Data plays a crucial role here — by demonstrating the positive impact on safety and injury reduction, as seen in companies like Advics and Wincanton in the UK, organisations can build a compelling case for wider adoption. On the other side of the world, in a busy warehouse in the UK, a receiver with a history of back issues confronted his pain with the aid of wearable technology. The device he wore provided instant feedback on his posture and movements, revealing the detrimental patterns contributing to his discomfort. This awareness was pivotal, prompting him to utilise the newly introduced staging tables more consistently. The feedback mechanism of the wearable device, tailored to his needs, served as a constant, personalised coach, guiding safer practices and highlighting the importance of sustained behavioural changes.

Engaging workers through training, sharing success stories and transparently discussing the benefits and functionalities of the technology are key to fostering a positive and receptive safety culture.

A UFA case study

Despite her dedication, Sarah found herself battling fatigue and discomfort. Struggling with the physical demands of retrieving items from high shelves, exacerbated by the constant alerts from an ergonomic wearable device on her upper arm, she approached management.

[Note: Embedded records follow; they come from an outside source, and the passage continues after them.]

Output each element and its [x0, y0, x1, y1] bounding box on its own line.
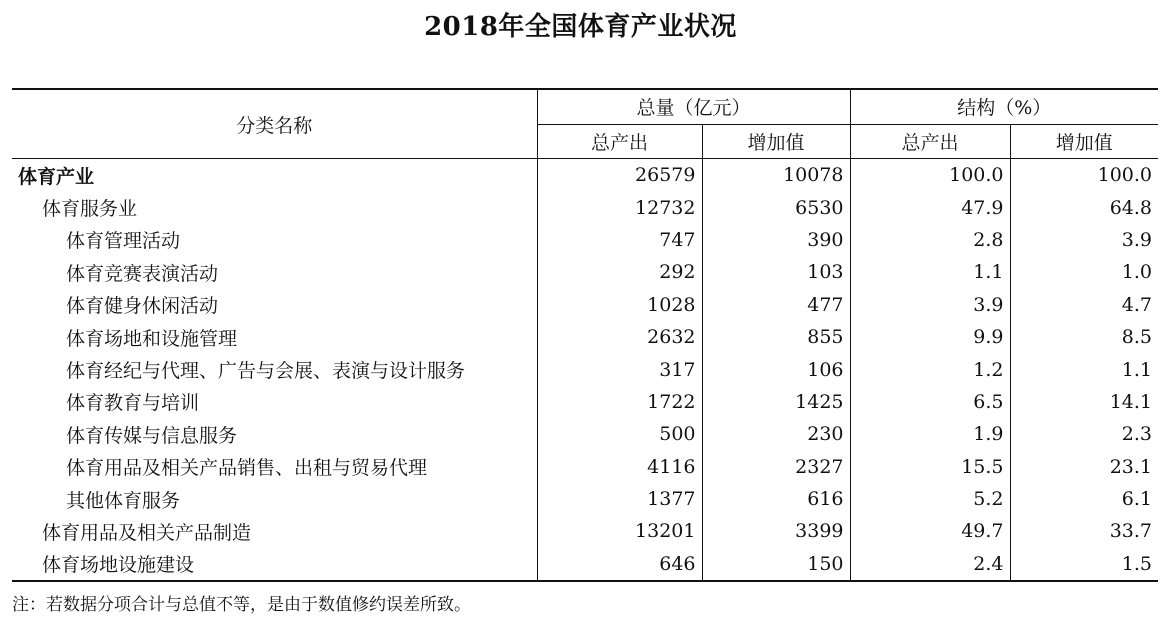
- cell-structure-value-added: 4.7: [1010, 289, 1158, 321]
- table-row: [12, 353, 1158, 385]
- cell-value-added: 1425: [702, 386, 850, 418]
- cell-structure-output: 5.2: [850, 483, 1010, 515]
- table-row: [12, 483, 1158, 515]
- cell-value-added: 106: [702, 353, 850, 385]
- cell-value-added: 230: [702, 418, 850, 450]
- cell-output: 4116: [537, 451, 702, 483]
- row-name: 体育用品及相关产品制造: [42, 521, 252, 544]
- row-name: 体育用品及相关产品销售、出租与贸易代理: [66, 457, 428, 480]
- cell-structure-value-added: 1.1: [1010, 353, 1158, 385]
- cell-value-added: 477: [702, 289, 850, 321]
- cell-output: 646: [537, 548, 702, 581]
- cell-structure-value-added: 23.1: [1010, 451, 1158, 483]
- cell-structure-output: 1.2: [850, 353, 1010, 385]
- row-name: 其他体育服务: [66, 489, 181, 512]
- cell-structure-value-added: 100.0: [1010, 159, 1158, 192]
- cell-structure-output: 9.9: [850, 321, 1010, 353]
- cell-structure-output: 3.9: [850, 289, 1010, 321]
- cell-structure-output: 15.5: [850, 451, 1010, 483]
- cell-value-added: 390: [702, 224, 850, 256]
- cell-structure-value-added: 2.3: [1010, 418, 1158, 450]
- row-name: 体育场地设施建设: [12, 548, 537, 581]
- table-row: [12, 224, 1158, 256]
- cell-structure-output: 100.0: [850, 159, 1010, 192]
- table-row: [12, 515, 1158, 547]
- header-structure-group: 结构（%）: [850, 89, 1158, 124]
- header-structure-output: 总产出: [850, 124, 1010, 159]
- cell-structure-value-added: 1.5: [1010, 548, 1158, 581]
- cell-output: 1722: [537, 386, 702, 418]
- cell-structure-value-added: 64.8: [1010, 191, 1158, 223]
- cell-structure-output: 1.1: [850, 256, 1010, 288]
- cell-structure-value-added: 3.9: [1010, 224, 1158, 256]
- cell-structure-output: 1.9: [850, 418, 1010, 450]
- table-row: [12, 159, 1158, 192]
- cell-output: 26579: [537, 159, 702, 192]
- cell-output: 1028: [537, 289, 702, 321]
- footnote: 注：若数据分项合计与总值不等，是由于数值修约误差所致。: [12, 595, 471, 615]
- cell-value-added: 150: [702, 548, 850, 581]
- table-row: [12, 418, 1158, 450]
- cell-structure-output: 6.5: [850, 386, 1010, 418]
- cell-value-added: 616: [702, 483, 850, 515]
- row-name: 体育服务业: [42, 198, 138, 221]
- cell-structure-output: 47.9: [850, 191, 1010, 223]
- cell-structure-output: 2.8: [850, 224, 1010, 256]
- cell-value-added: 6530: [702, 191, 850, 223]
- page-title: 2018年全国体育产业状况: [424, 12, 737, 42]
- sports-industry-table: [12, 88, 1158, 582]
- row-name: 体育教育与培训: [66, 392, 200, 415]
- cell-structure-value-added: 6.1: [1010, 483, 1158, 515]
- cell-output: 500: [537, 418, 702, 450]
- cell-structure-output: 2.4: [850, 548, 1010, 581]
- cell-value-added: 10078: [702, 159, 850, 192]
- cell-structure-value-added: 14.1: [1010, 386, 1158, 418]
- cell-structure-value-added: 8.5: [1010, 321, 1158, 353]
- header-category: 分类名称: [12, 89, 537, 159]
- table-row: [12, 256, 1158, 288]
- row-name: 体育产业: [18, 165, 95, 188]
- table-row: [12, 386, 1158, 418]
- cell-value-added: 3399: [702, 515, 850, 547]
- row-name: 体育场地和设施管理: [66, 327, 238, 350]
- cell-structure-output: 49.7: [850, 515, 1010, 547]
- row-name: 体育传媒与信息服务: [66, 424, 238, 447]
- table-row: [12, 289, 1158, 321]
- cell-value-added: 103: [702, 256, 850, 288]
- cell-value-added: 2327: [702, 451, 850, 483]
- cell-value-added: 855: [702, 321, 850, 353]
- row-name: 体育管理活动: [66, 230, 181, 253]
- header-total-group: 总量（亿元）: [537, 89, 850, 124]
- row-name: 体育健身休闲活动: [66, 295, 219, 318]
- row-name: 体育经纪与代理、广告与会展、表演与设计服务: [66, 360, 466, 383]
- table-row: [12, 321, 1158, 353]
- cell-output: 292: [537, 256, 702, 288]
- table-row: [12, 548, 1158, 581]
- cell-output: 2632: [537, 321, 702, 353]
- cell-output: 317: [537, 353, 702, 385]
- cell-structure-value-added: 33.7: [1010, 515, 1158, 547]
- table-row: [12, 191, 1158, 223]
- header-structure-value-added: 增加值: [1010, 124, 1158, 159]
- cell-output: 1377: [537, 483, 702, 515]
- header-value-added: 增加值: [702, 124, 850, 159]
- row-name: 体育竞赛表演活动: [66, 262, 219, 285]
- table-row: [12, 451, 1158, 483]
- cell-structure-value-added: 1.0: [1010, 256, 1158, 288]
- cell-output: 13201: [537, 515, 702, 547]
- cell-output: 747: [537, 224, 702, 256]
- cell-output: 12732: [537, 191, 702, 223]
- header-output: 总产出: [537, 124, 702, 159]
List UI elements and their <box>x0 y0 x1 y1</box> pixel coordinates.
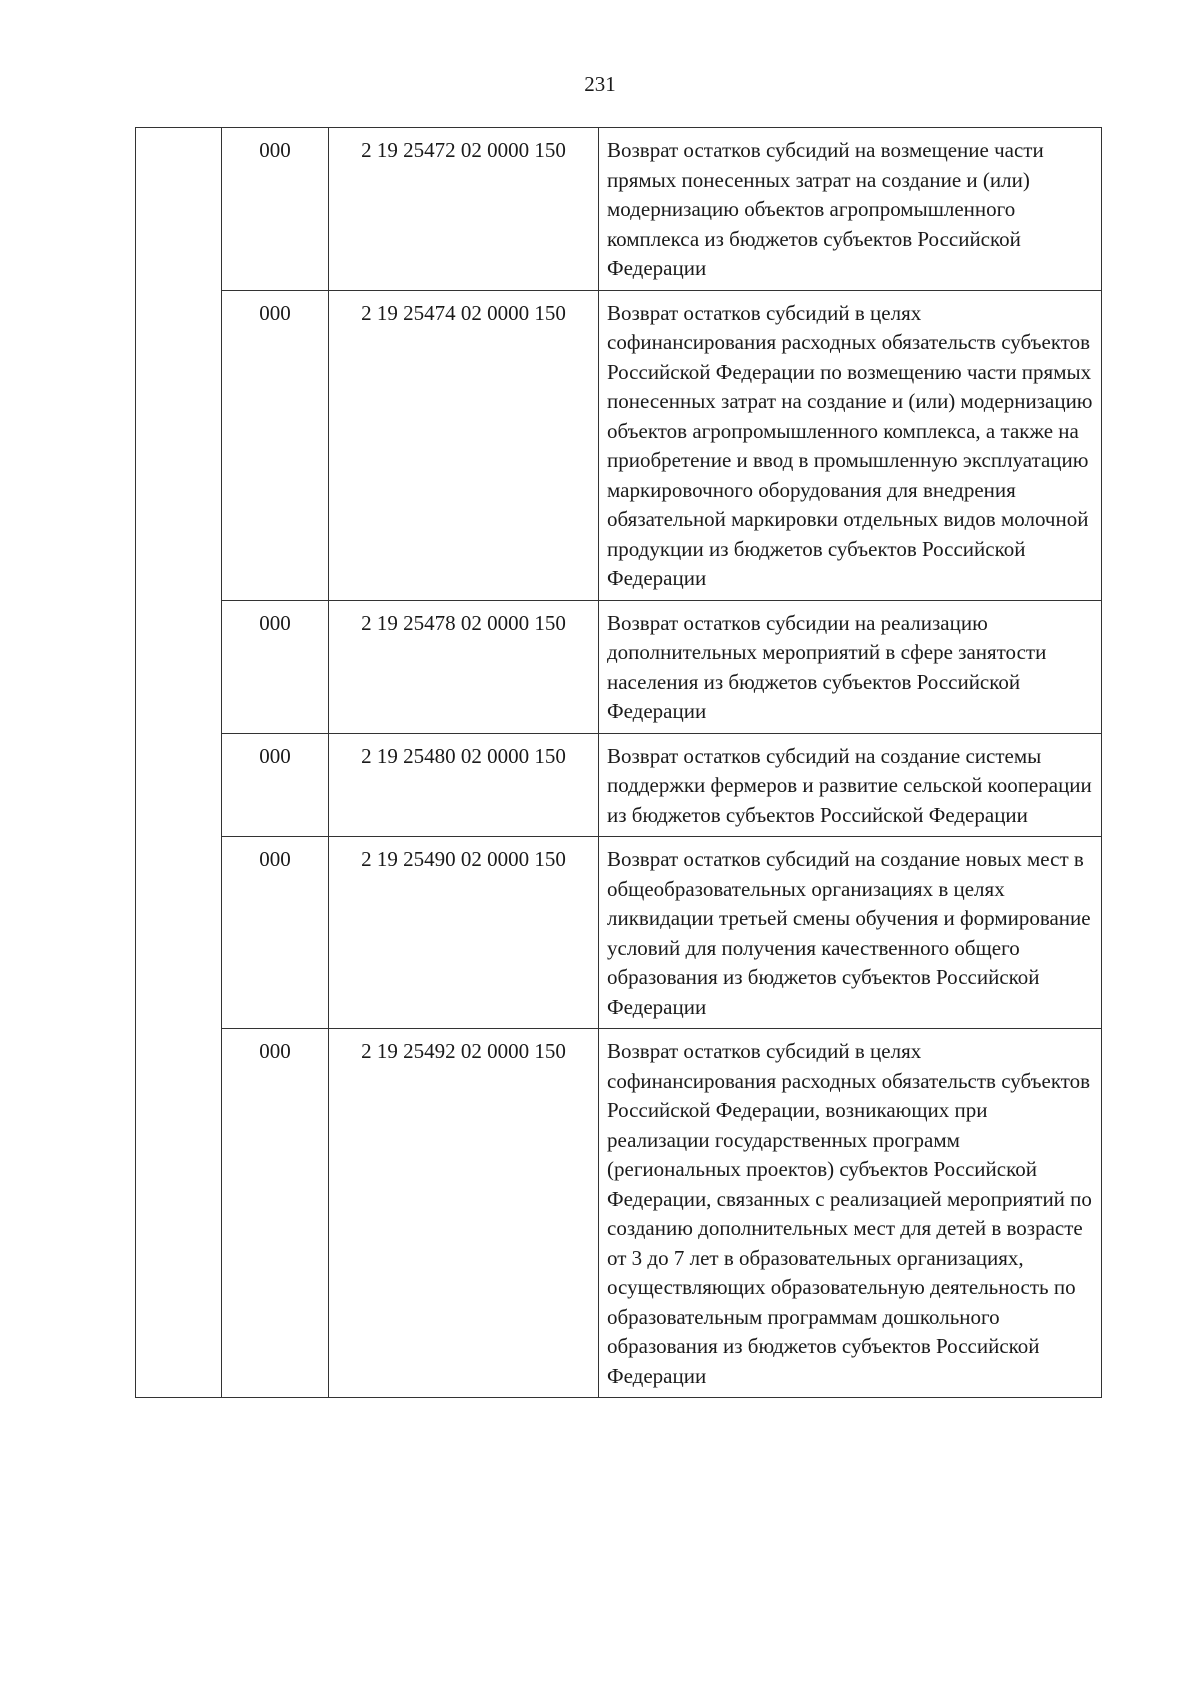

Sarah is a dedicated associate of United Farmers of Alberta (UFA) — one of Canada’s largest farm and ranch supply operations. As a tenured employee, she navigates the aisles with skill and precision. Despite her expertise, the risk of musculoskeletal injuries lurks in every heavy lift and awkward reach. However, this reality shifted with the introduction of wearable safety technology — turning a moment of potential injury into prevention and empowerment.

Recognising the issue, management took a proactive approach, engaging directly with Sarah to understand her challenges and feedback. During this dialogue, she expressed her frustrations with the device’s constant beeping, a stark reminder of the ergonomic risks her daily tasks entailed. Acknowledging her fatigue and the device’s feedback along with her unique data profile generated by the device, management sought a solution that would address both the immediate ergonomic risks and the worker’s concerns.

The collaborative effort between management and Sarah led to the introduction of a smaller platform, a simple yet effective ergonomic adjustment. This platform was designed to elevate her to a more suitable height for her tasks, thereby reducing the need for overreaching and aligning her posture more naturally. This adjustment was a direct response to both the objective data gathered by the wearable device and the worker’s subjective experience of her workday.

At UFA, wearable technology encouraged subjective input from workers, valuing their firsthand experience and suggestions for making tasks safer. This collaborative approach leverages the unique perspectives of workers, merging subjective insights with objective data to craft more effective, personalised safety interventions. This collaboration cultivates a culture of mutual respect, ultimately leading to healthier, safer and more productive work environments.

Achieving success with wearables

Ultimately, the pathway to success is clear and simple. Reflect on a straightforward question: What would convince you to willingly embrace an ergonomic safety device in your workplace? The answer lies in the visible and tangible benefits that these devices offer to individual health and safety. When workers can see and understand how such technology directly enhances their wellbeing and mitigates risks, they naturally accept and are eager to adopt these devices. It is this personal connection to the benefits — this recognition of how safety innovations can make their workday safer and more comfortable — that inspires workers to wholeheartedly embrace ergonomic safety devices.